DowntownMasterPlan-CityHallBlock.jpg

Many participants in the planning process advocated for a family-friendly park in the downtown. By taking the parking lot in the center of the City Hall block and replacing it with a park, this goal would be met both historically and in green space. Athens-Clarke County was about to spend SPLOST money on the very same block, but not with the solution that had evolved in the master plan in mind. To complicate matters further, the plan wasn’t finished and certainly not yet adopted. This was a great chance to implement part of a plan before it was adopted.

A detailed cookbook plan was quickly put together and advanced to the decision-makers, which allowed for improvements to be made on the block that would fit with what would later be called for in the plan. The open space/park portion of the block was presented in an earlier article. The western end of the same block was also covered in the cookbook and is shown here as an example. The site is the open southwest corner of the block, where there is a surface parking lot across from the Washington Street Parking Deck.
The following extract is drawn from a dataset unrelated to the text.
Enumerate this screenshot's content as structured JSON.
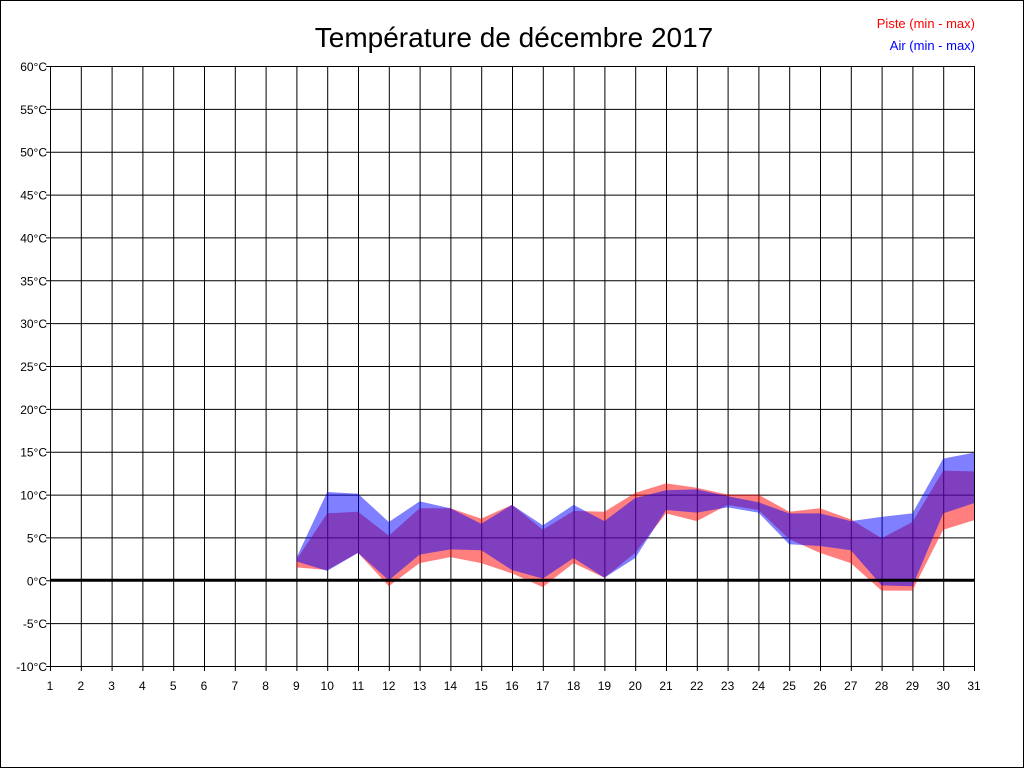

The cookbook illustrated a scenario where this underutilized area is infilled by the private sector on land owned by the unified government. The government, using the cookbook plan as a general development guideline, puts out a request for proposals (RFP) to develop the site. The plan suggests a three- to four-level commercial building with a floor area of approximately 6,000 square feet be erected at the corner adjacent to a repositioned parking lot on Lumpkin Street. 

Although it’s up to the developer, the building likely would house office space on the upper levels and a restaurant on the street. A planned plaza that covers the parking lot creates a hardscape that is level with the adjacent City Hall Park and expands it. The cookbook diagrams included with this article show a covered parking level with direct access to all four of the surrounding buildings, perhaps reserved during the day for government workers. The park and festival space on top is shown with an outside roof covering the space. With electrical outlets on outside building walls and all-weather roof protection, this is a particularly suitable space for farmers markets and festivals. It can provide self-contained space for small festivals and extension space for larger events, such as AthFest and the Twilight Criterium.

The land rent paid to the government is usually calculated as a small percentage of the rent charged by the building owner, who is solely responsible for the costs to build the facility. The term of the land lease is long enough to make economic sense for the owner. A project like this would tend to need a lease term of between 45–60 years. The income derived by the public could be earmarked in part for the maintenance, enhancement and management of the park and festival space.

This is just one example of how parts of the downtown plan can be implemented using, in this case, both the vehicles of a public/private partnership and land leasing. This doesn’t preclude the government from being the building’s office tenant.